The former Vogue India editor, Bandana Tewari, has some excellent – and straightforward – advice for fashion lovers who are interested in not harming the environment.

Tewari is considered one of India’s most expert authority on fashion. She’s a journalist, sustainable activist and member of the BOF500 (2016, 2017), the professional index of the most influential people shaping the fashion industry. She is also a contributor to The Business of Fashion, a judge for the H&M Foundation’s Global Change Award and special advisor to Copenhagen Fashion Summit.

Using Mahatma Gandhi’s frugality as an example, Bandana Tewari advocates for conscious consumption. She states that we’re making more than 500 billion t-shirts per year. And nobody needs that many clothes.

But instead of pointing the finger only to the fashion industry, Tewari puts the ball on each one’s field. She shows that there’s more one can do than blame the system, the economy and world leaders. The journalist is a prominent activist for sustainability in fashion, as innovative eco-friendly materials. However, she thinks that alone isn’t enough; her message to consumers is clear: buy less.

Conscious consumption should be like the diets we go on to cleanse our bodies; according to the Indian activist, we should go on a fashion diet too. But do not despair, that doesn’t mean you must stop shopping!  Tewari says you should buy pieces that have value, a story, anything that would make you hold this garment close to your heart. For example, the clothes you got as a gift from your grandmother or that particular hand-made item you bought during a trip; they have sentimental value. We need to give clothes that cultural context or narrative that makes us want to keep them longer.
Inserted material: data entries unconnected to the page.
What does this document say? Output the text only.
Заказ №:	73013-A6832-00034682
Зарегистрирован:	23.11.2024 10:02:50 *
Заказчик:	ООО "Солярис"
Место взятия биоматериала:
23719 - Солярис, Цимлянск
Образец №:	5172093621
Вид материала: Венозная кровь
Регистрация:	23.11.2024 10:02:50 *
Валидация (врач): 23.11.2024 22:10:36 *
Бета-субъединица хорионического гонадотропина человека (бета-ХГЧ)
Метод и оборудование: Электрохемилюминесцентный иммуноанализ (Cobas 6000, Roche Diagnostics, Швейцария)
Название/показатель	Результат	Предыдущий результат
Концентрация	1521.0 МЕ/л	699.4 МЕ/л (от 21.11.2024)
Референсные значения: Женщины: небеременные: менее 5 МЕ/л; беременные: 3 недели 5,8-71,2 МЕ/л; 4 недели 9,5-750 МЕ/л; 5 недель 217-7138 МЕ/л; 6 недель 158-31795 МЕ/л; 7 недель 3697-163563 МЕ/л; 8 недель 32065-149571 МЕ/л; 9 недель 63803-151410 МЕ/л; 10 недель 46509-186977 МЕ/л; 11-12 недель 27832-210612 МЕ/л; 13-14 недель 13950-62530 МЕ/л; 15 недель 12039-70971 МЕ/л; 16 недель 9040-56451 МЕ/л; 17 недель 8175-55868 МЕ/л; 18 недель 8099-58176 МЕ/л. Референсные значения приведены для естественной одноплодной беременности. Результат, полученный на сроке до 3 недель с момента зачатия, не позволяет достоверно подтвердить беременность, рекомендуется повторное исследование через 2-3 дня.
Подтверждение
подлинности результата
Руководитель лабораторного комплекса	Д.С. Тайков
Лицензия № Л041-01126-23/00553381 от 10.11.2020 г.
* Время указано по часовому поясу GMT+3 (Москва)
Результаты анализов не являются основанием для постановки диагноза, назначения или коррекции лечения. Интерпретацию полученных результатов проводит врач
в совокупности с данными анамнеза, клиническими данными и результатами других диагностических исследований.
But if we all started buying less, what would happen to the people working in the developing and under-developed countries who depend on our purchases to live? Tewari has a simple answer to that problem too. We must change the way we purchase; we cannot buy a T-shirt for less than a cup of coffee. Consumers must tell the industry that they will buy less but are willing to pay more for clothes if the companies give fair wages to the people making the garments.

She says the breakthrough fashion designers of this millennium will be the ones narrowing the gap between the designer, the artisans who make the clothes and the consumer.

In other words, our position, as fashion consumers, must change. I want to buy that t-shirt, but I also want to know that the person who made it is not voiceless nor invisible and received fair wages for it.